Por: María de las Mercedes Santa Cruz, Condesa de Merlín
En: Mis primeros doce años (1797)
El habanero, aunque bajo la influencia de un clima abrasador, gusta de la danza con pasión, y es un contraste digno de notarse, verle después de haber pasado todo el día blandamente recostado en la butaca, con los ojos medio cerrados e inmóvil, con un negro joven a su lado para abanicarle y hacerle cualquier servicio ligero, que exija algún movimiento; es un contraste muy singular, repito, verle salir de ese estado de voluptuosa apatía, para entregarse con ardor al ejercicio animado del baile.
Este contraste se reproduce en todas sus disposiciones morales: dulce hasta tocar en debilidad en todas las circunstancias comunes de la vida, violento e indomable cuando sus pasiones están en acción. Su exterior, principalmente el de las mujeres, lleva siempre el sello de estos dos caracteres tan diversos, y esta mezcla de viveza y de languidez les da un encanto irresistible.
La actividad y los goces de la vida no comienzan en la Habana, sino al acercarse la noche.
El peso del sol, durante el día, los tiene a todos envueltos en una dulce languidez; y no se ha verificado, a lo menos que yo sepa, que un habanero haya dado veinte pasos en la calle a mediodía. Para preservarse del excesivo calor, en lugar de cerrar herméticamente las puertas y ventanas, como se hace en el sur de Europa, se abren todas las entradas, proporcionándose de este modo la más suave corriente de aire. Las casas están construidas a este intento: no tienen más que un piso: el patio es cuadrado y espacioso, rodeado por cuatro galerías, en las cuales se dejan caer unas cortinas de lienzo, en medio del día. A estas galerías tienen salida unos salones inmensos y muy elevados, seguidos unos a otros, y cuyas puertas grandes, trazadas en línea recta, dejan penetrar la vista desde uno a otro extremo de la casa.

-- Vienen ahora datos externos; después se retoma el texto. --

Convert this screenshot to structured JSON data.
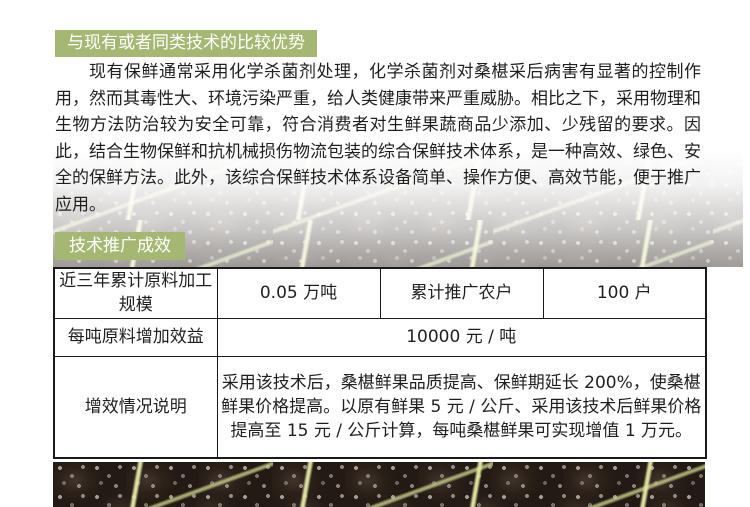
{
  "colors": {
    "accent_green": "#a4b873",
    "text": "#1f1f1f",
    "table_border": "#1a1a1a",
    "page_background": "#ffffff"
  },
  "comparison_section": {
    "heading": "与现有或者同类技术的比较优势",
    "paragraph": "现有保鲜通常采用化学杀菌剂处理，化学杀菌剂对桑椹采后病害有显著的控制作用，然而其毒性大、环境污染严重，给人类健康带来严重威胁。相比之下，采用物理和生物方法防治较为安全可靠，符合消费者对生鲜果蔬商品少添加、少残留的要求。因此，结合生物保鲜和抗机械损伤物流包装的综合保鲜技术体系，是一种高效、绿色、安全的保鲜方法。此外，该综合保鲜技术体系设备简单、操作方便、高效节能，便于推广应用。"
  },
  "promotion_section": {
    "heading": "技术推广成效",
    "table": {
      "raw_material_scale_label": "近三年累计原料加工规模",
      "raw_material_scale_value": "0.05 万吨",
      "promoted_farmers_label": "累计推广农户",
      "promoted_farmers_value": "100 户",
      "per_ton_benefit_label": "每吨原料增加效益",
      "per_ton_benefit_value": "10000 元 / 吨",
      "benefit_description_label": "增效情况说明",
      "benefit_description_value": "采用该技术后，桑椹鲜果品质提高、保鲜期延长 200%，使桑椹鲜果价格提高。以原有鲜果 5 元 / 公斤、采用该技术后鲜果价格提高至 15 元 / 公斤计算，每吨桑椹鲜果可实现增值 1 万元。"
    }
  },
  "decor": {
    "middle_band_photo": "faded-mulberry-fruit-photo",
    "bottom_strip_photo": "mulberry-fruit-photo"
  }
}
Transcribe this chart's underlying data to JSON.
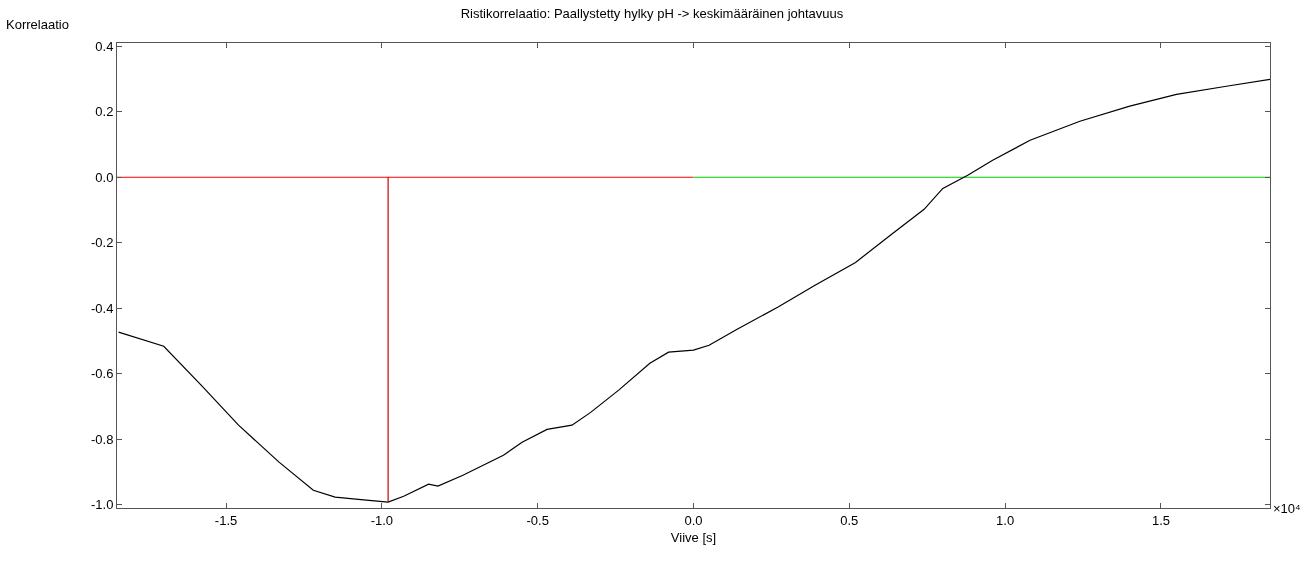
{
  "chart_data": {
    "type": "line",
    "title": "Ristikorrelaatio: Paallystetty hylky pH -> keskimääräinen johtavuus",
    "xlabel": "Viive [s]",
    "ylabel": "Korrelaatio",
    "annotations": [
      "×10⁴"
    ],
    "xlim": [
      -1.85,
      1.85
    ],
    "xticks": [
      -1.5,
      {
        "value": -1,
        "label": "-1.0"
      },
      -0.5,
      {
        "value": 0,
        "label": "0.0"
      },
      0.5,
      {
        "value": 1,
        "label": "1.0"
      },
      1.5
    ],
    "ylim": [
      -1.01,
      0.41
    ],
    "yticks": [
      {
        "value": -1,
        "label": "-1.0"
      },
      -0.8,
      -0.6,
      -0.4,
      -0.2,
      {
        "value": 0,
        "label": "0.0"
      },
      0.2,
      0.4
    ],
    "marker": "none",
    "line_style": "solid",
    "series": [
      {
        "color": "#ff0000",
        "x": [
          -1.85,
          0
        ],
        "values": [
          0,
          0
        ]
      },
      {
        "color": "#00cc00",
        "x": [
          0,
          1.85
        ],
        "values": [
          0,
          0
        ]
      },
      {
        "color": "#cc0000",
        "x": [
          -0.98,
          -0.98
        ],
        "values": [
          0,
          -0.99
        ]
      },
      {
        "color": "#000000",
        "x": [
          -1.845,
          -1.7,
          -1.58,
          -1.46,
          -1.33,
          -1.22,
          -1.15,
          -1.05,
          -0.98,
          -0.93,
          -0.85,
          -0.82,
          -0.74,
          -0.61,
          -0.55,
          -0.47,
          -0.39,
          -0.33,
          -0.24,
          -0.14,
          -0.08,
          0,
          0.05,
          0.14,
          0.27,
          0.39,
          0.52,
          0.64,
          0.74,
          0.8,
          0.88,
          0.96,
          1.08,
          1.24,
          1.4,
          1.55,
          1.71,
          1.85
        ],
        "values": [
          -0.473,
          -0.516,
          -0.635,
          -0.757,
          -0.87,
          -0.956,
          -0.977,
          -0.986,
          -0.992,
          -0.974,
          -0.937,
          -0.943,
          -0.91,
          -0.849,
          -0.809,
          -0.77,
          -0.757,
          -0.718,
          -0.65,
          -0.568,
          -0.534,
          -0.528,
          -0.513,
          -0.464,
          -0.397,
          -0.33,
          -0.26,
          -0.171,
          -0.098,
          -0.034,
          0.006,
          0.052,
          0.113,
          0.171,
          0.217,
          0.253,
          0.278,
          0.299
        ]
      }
    ]
  }
}
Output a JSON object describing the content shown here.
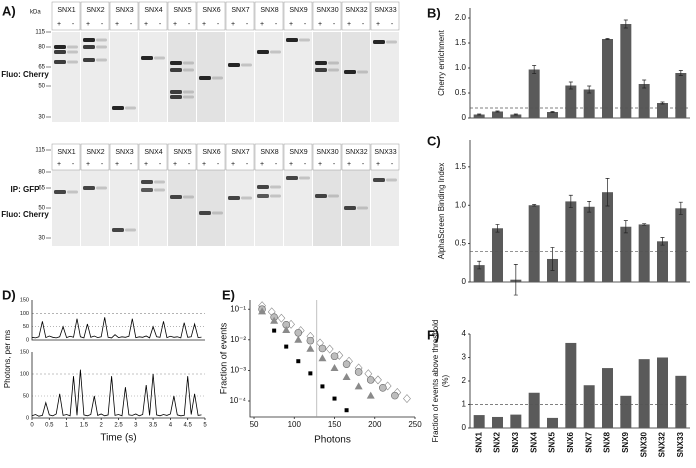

Los cuartos de dormir son tan vastos como los salones; en el mismo orden y no se distinguen, por la mayor parte de aquellos, sino en el ornato de una cama ricamente colgada, y de la cual se sirve rara vez. Este es un mueble de respeto reservado para las grandes ocasiones. Por las noches se tiende en medio del cuarto una modesta cama, o catre de lienzo, sin colchones, y, suavemente acostados en ellas, cubiertos con mucha ligereza, se duermen con las ventanas abiertas, a la claridad de la luna, o las estrellas.
Antes de entregarse a este descanso se goza anticipadamente de él, de un modo original y que merece referirse. Cada país tiene sus gustosy necesidades. Los unos son amantes de la música, otros de los licores fuertes. Aquellos se hallan bien con la esclavitud, estos con la libertad.
En cuanto a nosotros, el aire es lo que ansiamos, y este gusto aunque muy simple no es fácil de satisfacer. Por eso es que le acompañamos de una especie de delicadeza voluptuosa.
Después de una cena muy alegre, se sube a la volanta, y después de haberse colocado en ella con toda comodidad, se hacen conducir al paseo, que consiste en describir cierta vuelta por calles determinadas, que se repite muchas veces, y mientras tanto, se duerme tranquilamente, respirando con deleite el aire delicioso de la noche, de que sólo se goza en aquel país. Al fin se despiertan por una casualidad, y volviéndose a sus casas, se meten en su cama muchas veces en el corto intervalo de un sueño a otro.